Membuat Rumah Tetap Sejuk di Tengah Planet yang Kian Memanas
27 Maret 2025Di banyak tempat, tetap sejuk saat suhu meningkat bukan soal kenyamanan semata, suhu panas terik memengaruhi kesehatan, produktivitas, ekonomi, dan bahkan kelangsungan hidup kita.
Peningkatan 1,5 derajat Celsius di atas tingkat pra-industri dapat membuat 2,3 miliar orang terancam risiko gelombang panas yang ektrem. Para ilmuwan mengatakan bahwa kenaikan suhu tersebut dapat terjadi di awal tahun 2030-an jika kita tidak mengurangi emisi karbon.
Cuaca panas telah menyebabkan sekitar 12.000 kematian setiap tahunnya. Pada tahun 2030, Organisasi Kesehatan Dunia (WHO) memprediksi secara konservatif akan ada 38.000 kematian tambahan setiap tahunnya akibat pengaruh panas pada orang lanjut usia.
Membeli AC mungkin merupakan solusi yang cepat dan mudah, tetapi peralatan yang boros energi ini hanya akan menambah masalah. Tidak hanya itu, pendingin ruangan dapat membocorkan senyawa kimia yang merusak unit pendingin dan turut berkontribusi terhadap pemanasan global.

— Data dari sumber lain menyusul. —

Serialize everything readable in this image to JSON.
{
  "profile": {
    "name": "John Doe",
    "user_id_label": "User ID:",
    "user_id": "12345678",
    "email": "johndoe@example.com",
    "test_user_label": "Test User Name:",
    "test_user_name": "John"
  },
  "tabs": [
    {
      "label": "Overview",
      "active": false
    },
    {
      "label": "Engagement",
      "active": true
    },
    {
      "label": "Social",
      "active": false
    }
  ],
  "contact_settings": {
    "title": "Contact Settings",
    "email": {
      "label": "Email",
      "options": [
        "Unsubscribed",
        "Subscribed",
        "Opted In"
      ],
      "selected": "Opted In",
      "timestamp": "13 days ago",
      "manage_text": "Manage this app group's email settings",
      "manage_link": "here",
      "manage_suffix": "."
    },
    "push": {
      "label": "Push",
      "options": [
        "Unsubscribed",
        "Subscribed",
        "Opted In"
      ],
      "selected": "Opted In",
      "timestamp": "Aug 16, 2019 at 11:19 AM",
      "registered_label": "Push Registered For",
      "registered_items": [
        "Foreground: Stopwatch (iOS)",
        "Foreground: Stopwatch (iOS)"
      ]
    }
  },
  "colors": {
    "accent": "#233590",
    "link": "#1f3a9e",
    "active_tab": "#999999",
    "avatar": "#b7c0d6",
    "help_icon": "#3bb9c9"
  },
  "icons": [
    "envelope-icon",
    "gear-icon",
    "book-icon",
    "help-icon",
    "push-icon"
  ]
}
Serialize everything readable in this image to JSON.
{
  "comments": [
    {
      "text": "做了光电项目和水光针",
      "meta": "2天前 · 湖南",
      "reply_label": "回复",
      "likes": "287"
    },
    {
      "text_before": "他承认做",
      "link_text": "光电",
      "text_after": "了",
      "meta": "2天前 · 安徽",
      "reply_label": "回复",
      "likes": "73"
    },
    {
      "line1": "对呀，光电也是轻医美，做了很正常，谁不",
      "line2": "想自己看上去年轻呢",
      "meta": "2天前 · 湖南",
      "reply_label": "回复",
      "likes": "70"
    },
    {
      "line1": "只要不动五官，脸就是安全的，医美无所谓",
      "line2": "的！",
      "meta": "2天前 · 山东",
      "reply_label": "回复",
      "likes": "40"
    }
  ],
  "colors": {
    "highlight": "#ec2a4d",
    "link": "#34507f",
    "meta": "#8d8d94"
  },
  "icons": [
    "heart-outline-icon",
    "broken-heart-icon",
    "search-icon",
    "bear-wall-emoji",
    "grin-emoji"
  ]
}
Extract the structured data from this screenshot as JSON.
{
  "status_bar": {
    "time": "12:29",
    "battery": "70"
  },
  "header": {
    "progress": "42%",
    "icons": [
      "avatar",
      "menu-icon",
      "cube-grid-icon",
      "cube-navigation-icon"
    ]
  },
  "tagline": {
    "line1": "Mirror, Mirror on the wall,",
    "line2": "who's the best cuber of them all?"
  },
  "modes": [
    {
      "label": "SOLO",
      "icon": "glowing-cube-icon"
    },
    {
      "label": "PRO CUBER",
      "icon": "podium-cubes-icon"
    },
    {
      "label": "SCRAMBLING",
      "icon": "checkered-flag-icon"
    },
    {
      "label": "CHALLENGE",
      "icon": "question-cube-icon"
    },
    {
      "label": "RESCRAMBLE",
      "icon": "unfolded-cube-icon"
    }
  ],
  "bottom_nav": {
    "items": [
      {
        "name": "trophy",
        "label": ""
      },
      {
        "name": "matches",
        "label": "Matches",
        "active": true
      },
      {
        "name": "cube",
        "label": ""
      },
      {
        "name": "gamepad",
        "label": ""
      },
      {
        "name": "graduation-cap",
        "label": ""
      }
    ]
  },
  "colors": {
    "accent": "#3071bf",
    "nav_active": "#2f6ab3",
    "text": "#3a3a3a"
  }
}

"Kita harus keluar dari siklus ini,” kata Lily Riahi dari Program Lingkungan Perserikatan Bangsa-Bangsa (PBB) kepada DW. "Cara kita mendinginkan rumah dan tempat kerja saat ini berkontribusi besar pada perubahan iklim.”
Teka-teki pendingin udara
Pada tahun 2024 yang tercatat tahun terpanas, permintaan listrik melonjak hampir dua kali lipat dari tingkat pertumbuhan dalam satu dekade terakhir, menurut data terbaru yang dirilis International Energy Agency (IEA) atau Badan Energi Internasional. Namun, kabar baiknya: energi terbarukan menyumbang angka cukup besar pada tingkat pertumbuhan satu dekade terakhir, yakni sebesar 38 persen.
Namun, sebagian besar listrik masih dipasok oleh bahan bakar fosil. IEA mengatakan bahwa dua pertiga dari listrik dunia disediakan oleh batu bara pada tahun 2024, dengan pembangkit berbahan dasar batu bara tumbuh hampir satu persen. Kontributor utama dari peningkatan permintaan listrik ini adalah pendingin ruangan (AC).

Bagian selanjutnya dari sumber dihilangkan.